RIKEN Brain Institute Summer Program information – The RIKEN Brain Science Institute (RIKEN BSI), located just outside Tokyo, Japan, offers a summer program to train advanced students interested in brain function. Applicants may choose either a two-month laboratory internship (Plan A) within a RIKEN BSI laboratory, or participate in an intensive 11-day lecture course (Plan B) featuring a distinguished international faculty. Those participating in the internship may also enroll in the lecture course. Typically, around 45 international students are accepted to the Summer Program each year. Attendees have wide-ranging academic backgrounds and are usually enrolled in graduate courses, or have recently embarked on postdoctoral research. However, candidates holding other positions are encouraged to apply. Attendees usually reside on the RIKEN campus, where they have ample opportunity to interact with invited lecturers, other attendees and RIKEN BSI researchers.
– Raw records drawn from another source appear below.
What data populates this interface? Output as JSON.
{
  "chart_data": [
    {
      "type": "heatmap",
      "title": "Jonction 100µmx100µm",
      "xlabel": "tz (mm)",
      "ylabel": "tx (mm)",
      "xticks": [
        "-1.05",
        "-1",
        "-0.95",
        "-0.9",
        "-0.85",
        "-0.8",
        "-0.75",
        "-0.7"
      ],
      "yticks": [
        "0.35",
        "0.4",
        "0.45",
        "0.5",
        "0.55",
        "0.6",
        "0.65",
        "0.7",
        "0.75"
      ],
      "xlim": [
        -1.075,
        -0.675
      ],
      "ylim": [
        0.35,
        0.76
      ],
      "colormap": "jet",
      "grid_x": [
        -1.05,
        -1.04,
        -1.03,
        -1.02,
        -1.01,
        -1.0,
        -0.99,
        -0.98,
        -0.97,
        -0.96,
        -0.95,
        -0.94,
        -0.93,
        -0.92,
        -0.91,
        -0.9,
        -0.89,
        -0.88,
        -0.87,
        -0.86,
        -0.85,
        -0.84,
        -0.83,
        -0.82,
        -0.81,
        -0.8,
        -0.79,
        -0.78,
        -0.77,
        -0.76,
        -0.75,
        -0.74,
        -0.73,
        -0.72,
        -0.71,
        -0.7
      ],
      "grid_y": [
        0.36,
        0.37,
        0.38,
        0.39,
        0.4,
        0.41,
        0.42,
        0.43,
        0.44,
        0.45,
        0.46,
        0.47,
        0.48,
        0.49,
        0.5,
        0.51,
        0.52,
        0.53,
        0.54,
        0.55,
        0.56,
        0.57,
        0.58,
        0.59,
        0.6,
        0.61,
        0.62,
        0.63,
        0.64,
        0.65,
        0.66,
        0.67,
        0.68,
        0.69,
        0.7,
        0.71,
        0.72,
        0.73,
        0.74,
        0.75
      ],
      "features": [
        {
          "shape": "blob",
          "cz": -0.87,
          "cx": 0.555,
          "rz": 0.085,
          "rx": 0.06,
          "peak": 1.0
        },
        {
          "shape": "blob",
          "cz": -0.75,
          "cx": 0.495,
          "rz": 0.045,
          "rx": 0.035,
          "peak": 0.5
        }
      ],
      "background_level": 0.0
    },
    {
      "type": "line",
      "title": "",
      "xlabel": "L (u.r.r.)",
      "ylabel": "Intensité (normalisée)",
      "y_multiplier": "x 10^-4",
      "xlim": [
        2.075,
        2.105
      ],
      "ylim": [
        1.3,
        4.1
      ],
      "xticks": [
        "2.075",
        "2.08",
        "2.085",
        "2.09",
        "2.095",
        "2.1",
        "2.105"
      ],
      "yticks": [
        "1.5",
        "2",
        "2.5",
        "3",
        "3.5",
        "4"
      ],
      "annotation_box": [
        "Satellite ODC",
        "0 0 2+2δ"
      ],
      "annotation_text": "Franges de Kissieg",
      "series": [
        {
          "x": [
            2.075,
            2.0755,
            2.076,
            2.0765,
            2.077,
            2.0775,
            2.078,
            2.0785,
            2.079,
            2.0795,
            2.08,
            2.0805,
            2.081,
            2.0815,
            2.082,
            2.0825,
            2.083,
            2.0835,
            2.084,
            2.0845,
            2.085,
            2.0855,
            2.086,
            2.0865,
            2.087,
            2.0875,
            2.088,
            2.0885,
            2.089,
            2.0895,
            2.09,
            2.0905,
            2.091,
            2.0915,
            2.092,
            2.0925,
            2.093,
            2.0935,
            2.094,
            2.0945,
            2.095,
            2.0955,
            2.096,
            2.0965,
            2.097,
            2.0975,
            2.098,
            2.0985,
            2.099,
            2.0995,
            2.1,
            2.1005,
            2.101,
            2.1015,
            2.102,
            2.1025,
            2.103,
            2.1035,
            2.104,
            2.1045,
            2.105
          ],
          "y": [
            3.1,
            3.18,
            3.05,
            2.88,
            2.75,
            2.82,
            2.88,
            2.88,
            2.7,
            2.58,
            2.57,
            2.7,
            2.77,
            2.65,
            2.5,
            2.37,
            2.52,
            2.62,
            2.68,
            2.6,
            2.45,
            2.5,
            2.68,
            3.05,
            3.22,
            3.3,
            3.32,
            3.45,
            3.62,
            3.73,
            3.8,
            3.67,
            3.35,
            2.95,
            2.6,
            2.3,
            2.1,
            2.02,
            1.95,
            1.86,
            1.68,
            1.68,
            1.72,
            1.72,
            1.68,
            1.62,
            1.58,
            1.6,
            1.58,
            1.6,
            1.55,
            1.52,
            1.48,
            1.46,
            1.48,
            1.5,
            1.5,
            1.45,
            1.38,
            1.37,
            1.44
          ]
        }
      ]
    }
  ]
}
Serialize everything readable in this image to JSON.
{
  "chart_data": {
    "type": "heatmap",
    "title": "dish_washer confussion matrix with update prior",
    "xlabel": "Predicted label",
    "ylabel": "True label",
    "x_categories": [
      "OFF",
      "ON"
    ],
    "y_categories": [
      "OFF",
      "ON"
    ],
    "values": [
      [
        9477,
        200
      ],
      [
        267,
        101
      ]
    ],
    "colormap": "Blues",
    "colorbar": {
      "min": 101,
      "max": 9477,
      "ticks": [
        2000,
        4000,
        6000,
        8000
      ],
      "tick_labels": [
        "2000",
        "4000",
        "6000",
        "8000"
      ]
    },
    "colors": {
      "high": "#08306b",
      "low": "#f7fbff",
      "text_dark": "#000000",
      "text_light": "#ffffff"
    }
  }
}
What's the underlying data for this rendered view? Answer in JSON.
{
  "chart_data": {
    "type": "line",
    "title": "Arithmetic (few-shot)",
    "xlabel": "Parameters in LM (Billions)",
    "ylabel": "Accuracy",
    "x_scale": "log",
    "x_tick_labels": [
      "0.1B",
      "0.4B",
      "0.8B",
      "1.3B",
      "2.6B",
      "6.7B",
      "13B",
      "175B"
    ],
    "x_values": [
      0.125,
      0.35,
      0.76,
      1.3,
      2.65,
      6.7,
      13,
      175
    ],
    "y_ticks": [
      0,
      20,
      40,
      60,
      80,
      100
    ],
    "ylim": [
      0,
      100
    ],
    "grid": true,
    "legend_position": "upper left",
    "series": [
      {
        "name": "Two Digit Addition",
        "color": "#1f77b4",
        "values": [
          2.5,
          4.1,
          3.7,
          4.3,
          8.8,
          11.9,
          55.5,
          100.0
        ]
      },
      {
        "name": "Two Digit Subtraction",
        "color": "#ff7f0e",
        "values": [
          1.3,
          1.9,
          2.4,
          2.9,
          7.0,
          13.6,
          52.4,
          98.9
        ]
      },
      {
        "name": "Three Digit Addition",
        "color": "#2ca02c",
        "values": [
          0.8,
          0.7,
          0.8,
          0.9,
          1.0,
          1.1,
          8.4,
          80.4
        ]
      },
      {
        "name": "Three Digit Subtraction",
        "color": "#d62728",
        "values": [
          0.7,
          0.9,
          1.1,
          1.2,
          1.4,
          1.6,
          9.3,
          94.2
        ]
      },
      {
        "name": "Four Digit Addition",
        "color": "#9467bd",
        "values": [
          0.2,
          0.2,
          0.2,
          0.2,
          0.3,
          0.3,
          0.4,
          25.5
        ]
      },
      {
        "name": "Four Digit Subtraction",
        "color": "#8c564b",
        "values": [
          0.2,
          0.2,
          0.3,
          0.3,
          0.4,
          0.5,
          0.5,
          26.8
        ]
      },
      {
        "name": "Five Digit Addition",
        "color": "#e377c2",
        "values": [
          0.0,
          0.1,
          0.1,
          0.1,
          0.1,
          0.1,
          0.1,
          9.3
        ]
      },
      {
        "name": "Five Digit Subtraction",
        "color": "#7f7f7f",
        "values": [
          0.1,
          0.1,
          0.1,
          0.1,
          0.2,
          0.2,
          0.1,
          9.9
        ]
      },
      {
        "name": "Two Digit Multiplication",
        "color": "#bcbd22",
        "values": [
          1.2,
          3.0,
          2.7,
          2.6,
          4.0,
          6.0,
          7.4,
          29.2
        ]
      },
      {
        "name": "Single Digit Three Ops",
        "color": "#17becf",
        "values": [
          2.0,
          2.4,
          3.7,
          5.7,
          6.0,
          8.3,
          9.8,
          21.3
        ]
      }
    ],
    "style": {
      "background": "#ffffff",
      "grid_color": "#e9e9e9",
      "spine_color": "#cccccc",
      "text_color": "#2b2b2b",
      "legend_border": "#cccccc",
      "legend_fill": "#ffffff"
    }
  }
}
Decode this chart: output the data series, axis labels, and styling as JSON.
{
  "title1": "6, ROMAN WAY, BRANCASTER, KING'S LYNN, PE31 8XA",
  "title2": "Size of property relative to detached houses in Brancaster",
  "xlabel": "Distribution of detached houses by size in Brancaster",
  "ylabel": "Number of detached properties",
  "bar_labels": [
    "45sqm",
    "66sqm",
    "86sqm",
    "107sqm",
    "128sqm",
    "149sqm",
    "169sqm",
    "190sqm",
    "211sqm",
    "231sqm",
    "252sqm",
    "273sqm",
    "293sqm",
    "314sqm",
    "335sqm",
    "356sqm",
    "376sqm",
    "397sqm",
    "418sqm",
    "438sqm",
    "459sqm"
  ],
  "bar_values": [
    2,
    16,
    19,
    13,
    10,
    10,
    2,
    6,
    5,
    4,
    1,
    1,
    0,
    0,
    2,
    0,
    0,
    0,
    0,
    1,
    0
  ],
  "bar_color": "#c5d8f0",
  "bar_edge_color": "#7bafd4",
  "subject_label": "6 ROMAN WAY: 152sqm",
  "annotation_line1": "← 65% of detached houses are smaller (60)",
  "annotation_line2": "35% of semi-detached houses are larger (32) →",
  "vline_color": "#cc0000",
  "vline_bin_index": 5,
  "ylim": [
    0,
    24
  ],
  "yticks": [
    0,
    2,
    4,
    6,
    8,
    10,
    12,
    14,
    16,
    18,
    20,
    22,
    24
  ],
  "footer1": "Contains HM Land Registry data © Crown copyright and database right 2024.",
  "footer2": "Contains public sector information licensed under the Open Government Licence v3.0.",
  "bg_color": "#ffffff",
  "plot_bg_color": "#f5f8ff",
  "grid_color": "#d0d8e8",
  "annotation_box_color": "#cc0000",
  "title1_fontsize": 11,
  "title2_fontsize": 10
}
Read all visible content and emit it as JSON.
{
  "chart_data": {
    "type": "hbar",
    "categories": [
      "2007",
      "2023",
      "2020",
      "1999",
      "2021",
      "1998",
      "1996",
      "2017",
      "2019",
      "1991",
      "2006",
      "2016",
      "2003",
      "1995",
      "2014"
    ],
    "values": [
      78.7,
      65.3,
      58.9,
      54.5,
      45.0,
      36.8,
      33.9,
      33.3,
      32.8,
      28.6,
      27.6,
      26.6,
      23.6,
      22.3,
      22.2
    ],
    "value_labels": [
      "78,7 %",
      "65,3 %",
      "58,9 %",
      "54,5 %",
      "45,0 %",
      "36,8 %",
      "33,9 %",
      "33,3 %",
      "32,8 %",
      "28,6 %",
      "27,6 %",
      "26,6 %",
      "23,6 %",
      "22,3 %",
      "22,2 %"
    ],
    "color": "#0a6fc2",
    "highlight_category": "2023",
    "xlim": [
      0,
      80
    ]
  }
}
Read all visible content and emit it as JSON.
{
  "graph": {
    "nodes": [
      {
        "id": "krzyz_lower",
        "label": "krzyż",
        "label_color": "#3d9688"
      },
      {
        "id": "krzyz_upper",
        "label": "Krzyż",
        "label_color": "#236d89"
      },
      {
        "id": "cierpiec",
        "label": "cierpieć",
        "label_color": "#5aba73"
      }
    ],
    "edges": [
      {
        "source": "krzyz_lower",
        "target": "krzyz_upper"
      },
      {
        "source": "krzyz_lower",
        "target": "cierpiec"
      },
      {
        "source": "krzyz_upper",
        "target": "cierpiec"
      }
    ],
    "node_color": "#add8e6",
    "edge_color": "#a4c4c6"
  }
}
Students unable to provide their own financial support will be considered for travel and accommodation bursaries provided by RIKEN BSI.

Summer Institute in Cognitive Neuroscience information – The two-week course examines how information about brain structure and function interacts with issues in cognitive sciences and how approaches in cognitive science apply to other forms of neuroscience research. A distinguished faculty will lecture on current topics. Laboratories and demonstrations will provide practical experience with methods in anatomy and functional imaging and their application to issues in cognitive neuroscience. Applications are invited from beginning and established researchers.

Developmental Cognitive Neuroscience

John Merck Fund Summer Institute on the Biology of Developmental Disabilities information – The annual John Merck Fund Summer Institute on the Biology of Developmental Disabilities is held for one week each summer. The course examines basic principles of behavior, brain function and organization in the context of typical and atypical development. Experts in the fields of psychology, neurobiology, neuroendocrinology and neuroscience present their work in addition to hands-on workshops on brain imaging, genetics and modeling methods. The institute is geared toward predoctoral and postdoctoral fellows.

EEG/ERP Training

ERP Boot Camp information – The ERP Boot Camp is an intensive introduction to the ERP technique, organized and led by Steve Luck with additional lectures by many other ERP experts. The boot camp is intended for beginning and intermediate ERP researchers—at any career stage—who would like to obtain a firm grasp of the fundamentals of ERP research. Topics include: (1) Where do ERP come from? What do they mean? (2) ERP components (3) Setting up and running an ERP lab (4) The design and interpretation of ERP experiments (5) EEG data acquisition (6) Filtering, artifact rejection, and artifact correction (7) Measuring and analyzing ERP components (8) ERP localization. We will also focus on the use of ERP in several research areas, including: (1) Attention, memory, language, and executive control (2) Aging, dementia, and brain damage (3) Schizophrenia and other psychiatric disorders (4) Cognitive development. The boot camp consists of lectures on these topics, accompanied by discussions of classic and contemporary ERP papers and guided lab activities (e.g., EEG recording, filtering waveforms, measuring ERP components).